Use this table to spot patterns and narrow down issues at the message level. This trace table gives you visibility into each message’s lifecycle. It helps you to:

  • Identify specific messages that failed and understand why.
  • Monitor how different models or prompts affect latency.
  • Validate expected behavior for test cases or changes.

Trace details

To view the full trace details, click a message status in the Traces table. Another window opens with detailed trace of the message.

Agent analytics trace details
Figure 4. Trace details of the message.

This detailed view helps you to:

  • Trace the exact runtime path that the agent followed.
  • Confirm which model and prompt were used.
  • Understand what inputs, outputs, and results were passed between steps.

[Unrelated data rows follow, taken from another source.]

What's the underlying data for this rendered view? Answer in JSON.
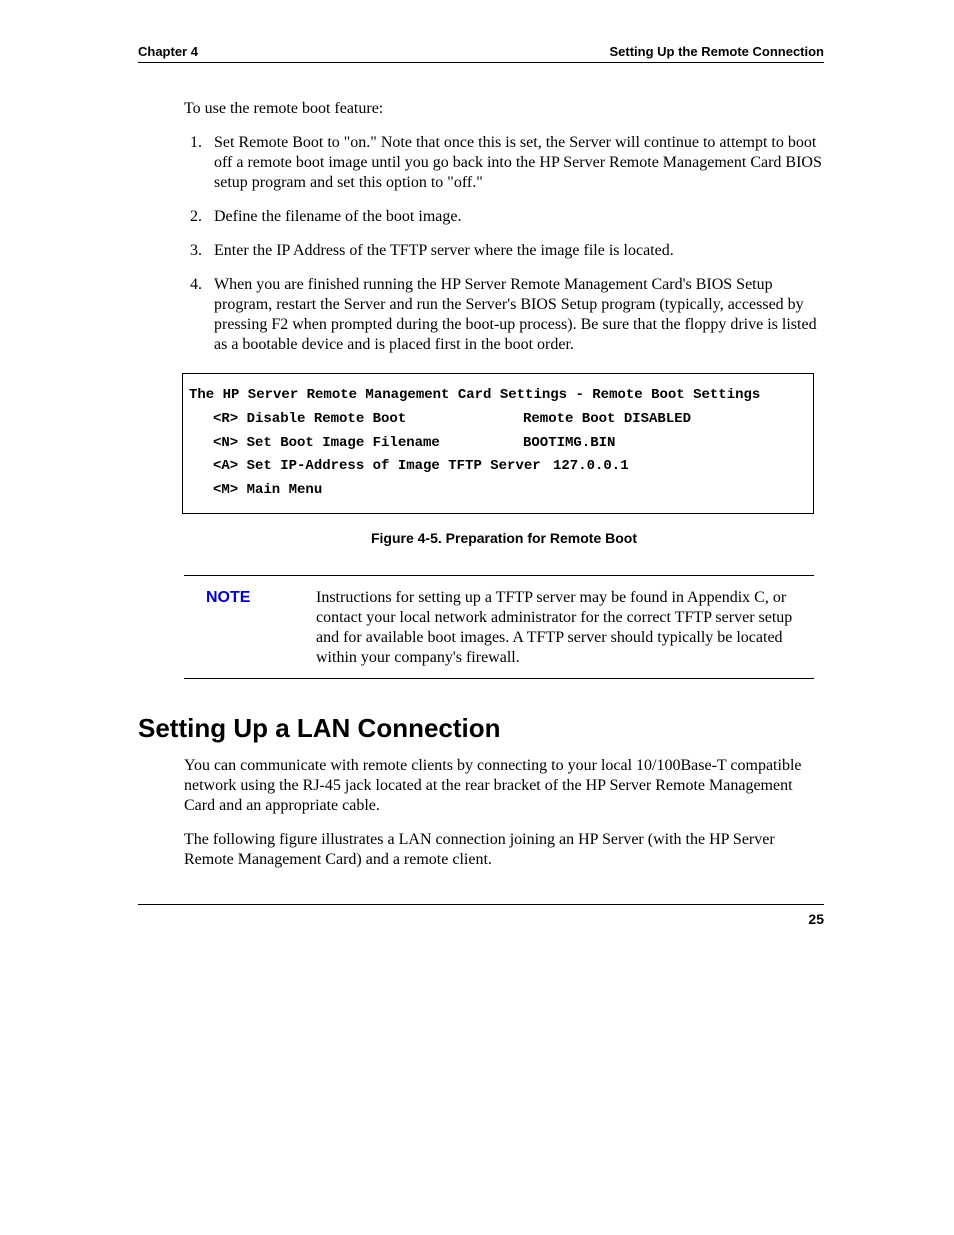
{
  "header": {
    "left": "Chapter 4",
    "right": "Setting Up the Remote Connection"
  },
  "intro": "To use the remote boot feature:",
  "steps": [
    "Set Remote Boot to \"on.\" Note that once this is set, the Server will continue to attempt to boot off a remote boot image until you go back into the HP Server Remote Management Card BIOS setup program and set this option to \"off.\"",
    "Define the filename of the boot image.",
    "Enter the IP Address of the TFTP server where the image file is located.",
    "When you are finished running the HP Server Remote Management Card's BIOS Setup program, restart the Server and run the Server's BIOS Setup program (typically, accessed by pressing F2 when prompted during the boot-up process). Be sure that the floppy drive is listed as a bootable device and is placed first in the boot order."
  ],
  "bios": {
    "title": "The HP Server Remote Management Card Settings - Remote Boot Settings",
    "rows": [
      {
        "left": "<R> Disable Remote Boot",
        "right": "Remote Boot DISABLED"
      },
      {
        "left": "<N> Set Boot Image Filename",
        "right": "BOOTIMG.BIN"
      },
      {
        "left": "<A> Set IP-Address of Image TFTP Server",
        "right": "127.0.0.1"
      },
      {
        "left": "<M> Main Menu",
        "right": ""
      }
    ]
  },
  "figure_caption": "Figure 4-5.  Preparation for Remote Boot",
  "note": {
    "label": "NOTE",
    "text": "Instructions for setting up a TFTP server may be found in Appendix C, or contact your local network administrator for the correct TFTP server setup and for available boot images. A TFTP server should typically be located within your company's firewall."
  },
  "section_heading": "Setting Up a LAN Connection",
  "paragraphs": [
    "You can communicate with remote clients by connecting to your local 10/100Base-T compatible network using the RJ-45 jack located at the rear bracket of the HP Server Remote Management Card and an appropriate cable.",
    "The following figure illustrates a LAN connection joining an HP Server (with the HP Server Remote Management Card) and a remote client."
  ],
  "page_number": "25"
}
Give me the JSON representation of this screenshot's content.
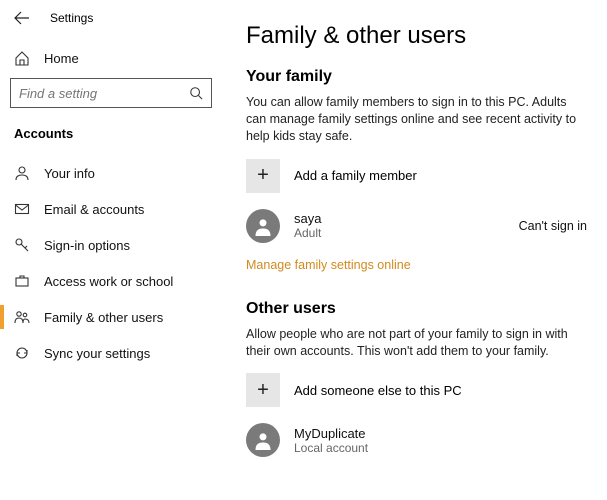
{
  "header": {
    "settings": "Settings"
  },
  "sidebar": {
    "home": "Home",
    "search_placeholder": "Find a setting",
    "section": "Accounts",
    "items": [
      {
        "label": "Your info"
      },
      {
        "label": "Email & accounts"
      },
      {
        "label": "Sign-in options"
      },
      {
        "label": "Access work or school"
      },
      {
        "label": "Family & other users"
      },
      {
        "label": "Sync your settings"
      }
    ]
  },
  "main": {
    "title": "Family & other users",
    "family": {
      "heading": "Your family",
      "desc": "You can allow family members to sign in to this PC. Adults can manage family settings online and see recent activity to help kids stay safe.",
      "add_label": "Add a family member",
      "member": {
        "name": "saya",
        "role": "Adult",
        "status": "Can't sign in"
      },
      "manage_link": "Manage family settings online"
    },
    "other": {
      "heading": "Other users",
      "desc": "Allow people who are not part of your family to sign in with their own accounts. This won't add them to your family.",
      "add_label": "Add someone else to this PC",
      "member": {
        "name": "MyDuplicate",
        "role": "Local account"
      }
    }
  }
}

Use this information to evaluate if the correct knowledge source was accessed, whether the response made sense, and if performance was acceptable. It’s especially useful for investigating unexpected or inconsistent behavior.

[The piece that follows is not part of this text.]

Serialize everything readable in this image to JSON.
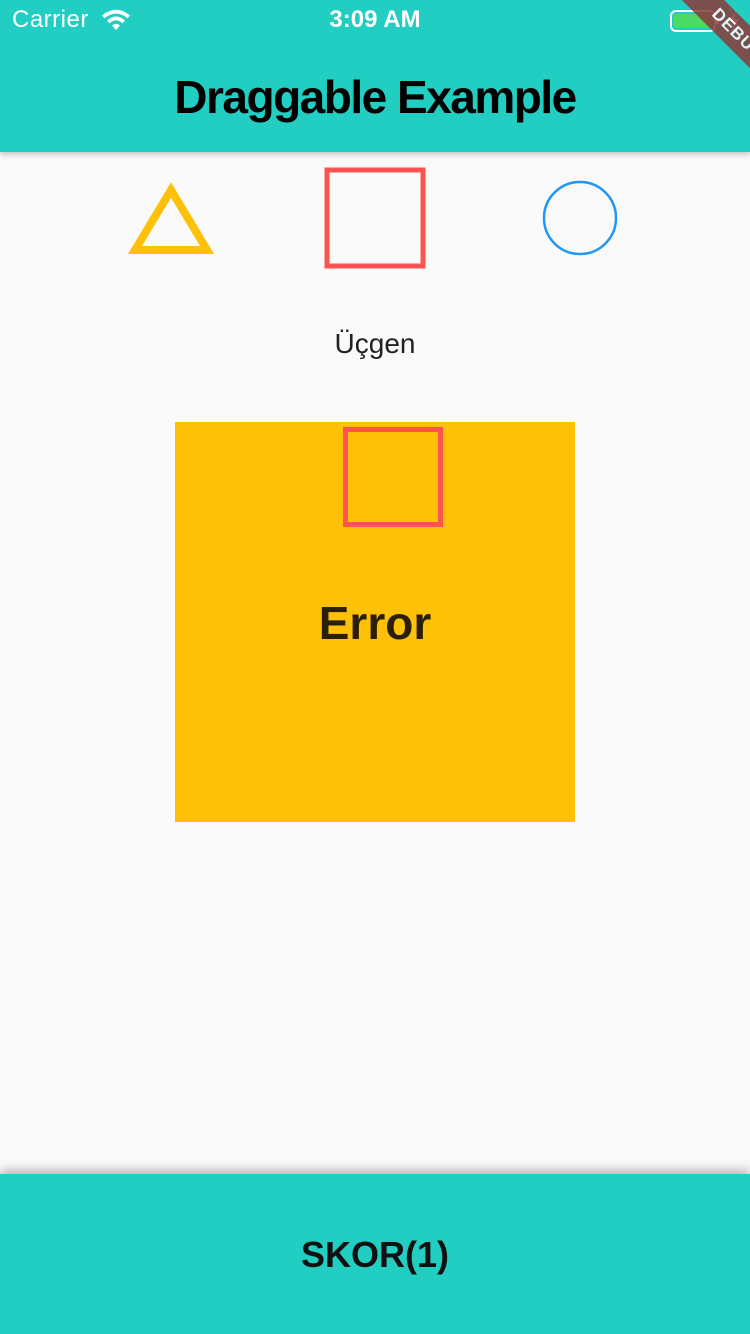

Debug knowledge runtime issues

The debug-level trace details provide deep visibility into the agent’s knowledge workflow. These details help you understand what happened during message processing and diagnose issues such as missing, incorrect, or incomplete responses.

Use trace data to:

  • Review the request and response during the retrieval phase
  • Examine the request and response during the answer generation phase
  • Assess the post-processing status and related metrics

This visibility supports accurate knowledge usage and faster issue resolution.

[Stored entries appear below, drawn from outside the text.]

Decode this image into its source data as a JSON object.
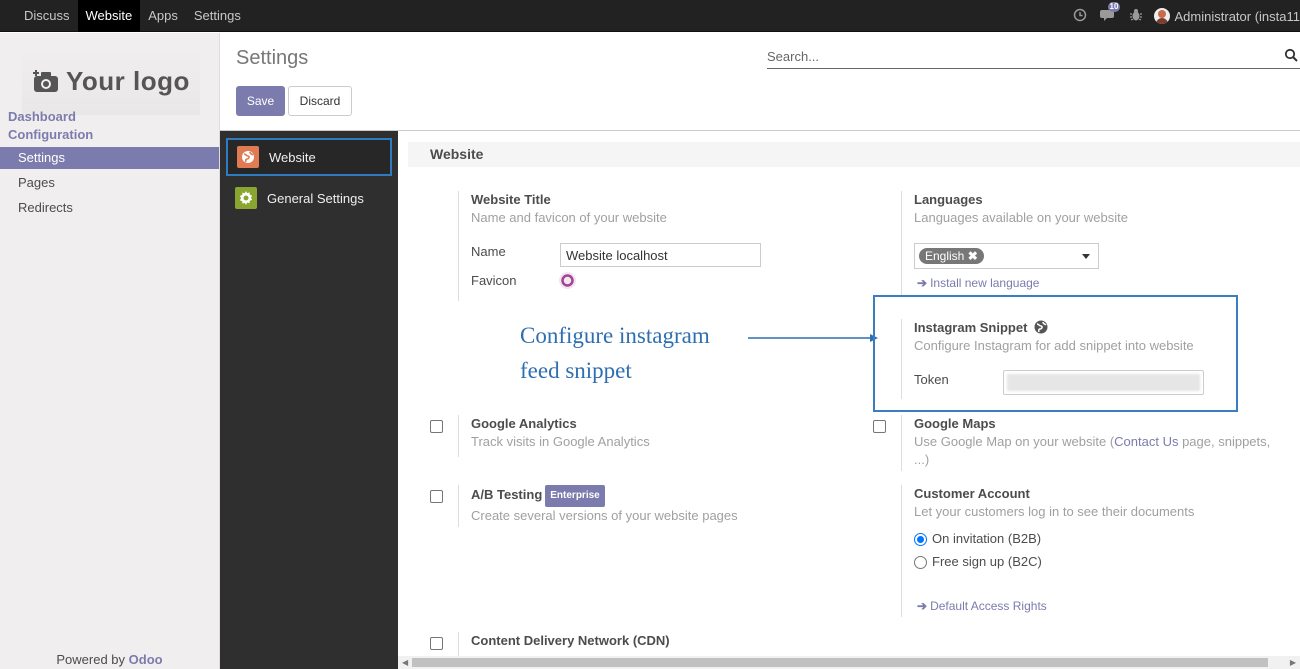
{
  "topbar": {
    "menu": [
      "Discuss",
      "Website",
      "Apps",
      "Settings"
    ],
    "active": "Website",
    "chat_count": "10",
    "user": "Administrator (insta11"
  },
  "sidebar": {
    "logo_text": "Your logo",
    "dashboard": "Dashboard",
    "configuration": "Configuration",
    "items": [
      "Settings",
      "Pages",
      "Redirects"
    ],
    "powered_prefix": "Powered by ",
    "powered_brand": "Odoo"
  },
  "control_panel": {
    "title": "Settings",
    "search_placeholder": "Search...",
    "save_label": "Save",
    "discard_label": "Discard"
  },
  "settings_tabs": [
    {
      "label": "Website",
      "active": true,
      "color": "#e07b53"
    },
    {
      "label": "General Settings",
      "active": false,
      "color": "#8aa630"
    }
  ],
  "section_title": "Website",
  "website_title": {
    "title": "Website Title",
    "desc": "Name and favicon of your website",
    "name_label": "Name",
    "name_value": "Website localhost",
    "favicon_label": "Favicon"
  },
  "languages": {
    "title": "Languages",
    "desc": "Languages available on your website",
    "tag": "English",
    "install_link": "Install new language"
  },
  "annotation": {
    "line1": "Configure instagram",
    "line2": "feed snippet"
  },
  "instagram": {
    "title": "Instagram Snippet",
    "desc": "Configure Instagram for add snippet into website",
    "token_label": "Token"
  },
  "google_analytics": {
    "title": "Google Analytics",
    "desc": "Track visits in Google Analytics",
    "checked": false
  },
  "google_maps": {
    "title": "Google Maps",
    "desc_prefix": "Use Google Map on your website (",
    "desc_link": "Contact Us",
    "desc_suffix": " page, snippets,",
    "desc_line2": "...)",
    "checked": false
  },
  "ab_testing": {
    "title": "A/B Testing",
    "badge": "Enterprise",
    "desc": "Create several versions of your website pages",
    "checked": false
  },
  "customer_account": {
    "title": "Customer Account",
    "desc": "Let your customers log in to see their documents",
    "options": [
      "On invitation (B2B)",
      "Free sign up (B2C)"
    ],
    "selected": "On invitation (B2B)",
    "access_link": "Default Access Rights"
  },
  "cdn": {
    "title": "Content Delivery Network (CDN)",
    "checked": false
  },
  "colors": {
    "brand": "#7c7bad",
    "annotation": "#2e6fb0",
    "topbar": "#222222",
    "tabs_bg": "#2f2f2f"
  }
}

Accessing debug-level trace details

For an agent with knowledge enabled:

  1. In Service & Operation, go to wxo-server tools.task > Tags.
  2. Scroll to traceloop.entity.output.
  3. Expand artifact > debug.

Agent analytics debug level
Figure 5. Debug-level trace fields for runtime troubleshooting.

Key runtime fields

The debug view includes several categories:

  1. Callout

    • llm
      • generated_token_count: The number of tokens in the generated response.
      • input_token_count: The number of tokens in the input message.
      • model_id: The identifier for the model used.
      • request
        • search_results: The results returned from the knowledge search step.
      • response: The final output that is sent to the user.
        • is_idk_response: The response indicates whether the assistant replied with an “I don’t know” answer.
        • response_type: The type of message returned, such as text or option.
        • text: The response message that is shown to the user.
      • success: The response status shows whether the response was delivered successfully.
  2. Search

    • engine: The runtime search engine used.
    • index: The index targeted in the search.
    • query: The search query issued at run time.
    • request: The search request that is sent to the external service.
      • body: The full content of the request, such as the query and any filters.
      • method: The HTTP method used, such as POST or GET.
      • path: The endpoint path for the request.
      • port: The network port used in the request.
      • url: The full URL of the external service endpoint.
    • response: The output returned by the external service after the request is sent.
      • body: The full content returned in the response, such as retrieved documents or data.
  3. Metrics

    • answer_generation_time_ms: The time taken to generate the response.
    • search_time_ms: The time spent doing the knowledge search.
    • total_time_ms: The total processing time for the full RAG pipeline.
  4. Other

  • is_multi_turn: The previous turn's context is used in generating the current turn's answer.

These details help you pinpoint latency issues, troubleshoot failed searches, and validate model inputs.